Auch wenn
die beiden Künstler sich sonst in allen wesentlichen Punkten
voneinander unterschieden, ist auch Balzac ähnlich wie Goethe
Teil der europäischen Kultur. Bereits zu seinen Lebzeiten war
er einer der berühmtesten Schriftsteller Europas. Zwar hat
er Goethe nicht persönlich kennengelernt, doch hat dieser manche
seiner Werke gelesen, darunter auch seinen Roman Chagrinleder, den
er in seinem Tagebuch als "vortreffliches Werk neuster Art" und
als "Produkt eines ganz vorzüglichen Geistes" bezeichnet hat
(10./12. Okt. 1831).
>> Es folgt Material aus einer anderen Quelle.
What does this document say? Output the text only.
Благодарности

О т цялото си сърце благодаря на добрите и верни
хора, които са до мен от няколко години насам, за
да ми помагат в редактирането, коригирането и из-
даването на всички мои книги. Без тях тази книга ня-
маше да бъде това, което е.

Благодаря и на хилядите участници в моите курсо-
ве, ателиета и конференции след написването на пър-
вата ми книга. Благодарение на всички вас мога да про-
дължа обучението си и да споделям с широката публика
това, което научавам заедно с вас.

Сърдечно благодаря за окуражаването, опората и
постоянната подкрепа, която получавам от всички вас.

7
Dieses Lob ist umso überraschender als
Goethe den Schriftstellern seiner Zeit eher zurückhaltend gegenüber
stand.
Das
Deutsch-Französische Forum möchte im Anschluß an
die Jubiläumsfeiern der letzten Monate noch einmal die Aufmerksamkeit
auf diesen herausragenden Schriftsteller lenken, dessen kraftvoller
Charakter ein mächtiges Werk geschaffen hat. Wir verfolgen
mit diesem Ziel keineswegs die Absicht, den Schriftsteller und sein
Werk in all seinen vielfältigen Facetten darzustellen, sondern
möchten einfach einige der Aspekte hervorheben, die uns als
kennzeichnend erschienen bzw. die unser persönliches Interesse
geweckt haben.
Victor HUGO
Es ist hier
nicht der Ort, um im Einzelnen auszuführen, was dieser glänzende
und überragende Geist war. All seine Bücher bilden ein
einziges, lebendiges, hell strahlendes, tief schürfendes Buch,
in dem man unsere gesamte Zivilisation verfolgt, wie sie kommt und
geht, wie sie vorwärtsstrebt und sich bewegt mit unbestimmbarem
Schrecken und Schrecknis, das dem Wirklichen beigemischt ist; ein
wundervolles Buch, das der Dichter Komödie betitelt hat, das
er aber auch Geschichte hätte nennen können; ein Buch,
das alle Formen und Stile annimmt, das Tacitus übertrifft und
das an Sueton heranreicht, ein Buch, das Beaumarchais durchstreift
und bis zu Rabelais führt; ein Buch der Beobachtung und der
Phantasie, das von Wahrem, Intimem, Bürgerlichem, Alltäglichem
und Materiellem durchdrungen ist
Ob er will oder nicht, ob
ihm das recht ist oder nicht, der Autor dieses riesigen und fremdartigen
Werkes hat, ohne es zu wissen, die Kraft revolutionärer Schriftsteller.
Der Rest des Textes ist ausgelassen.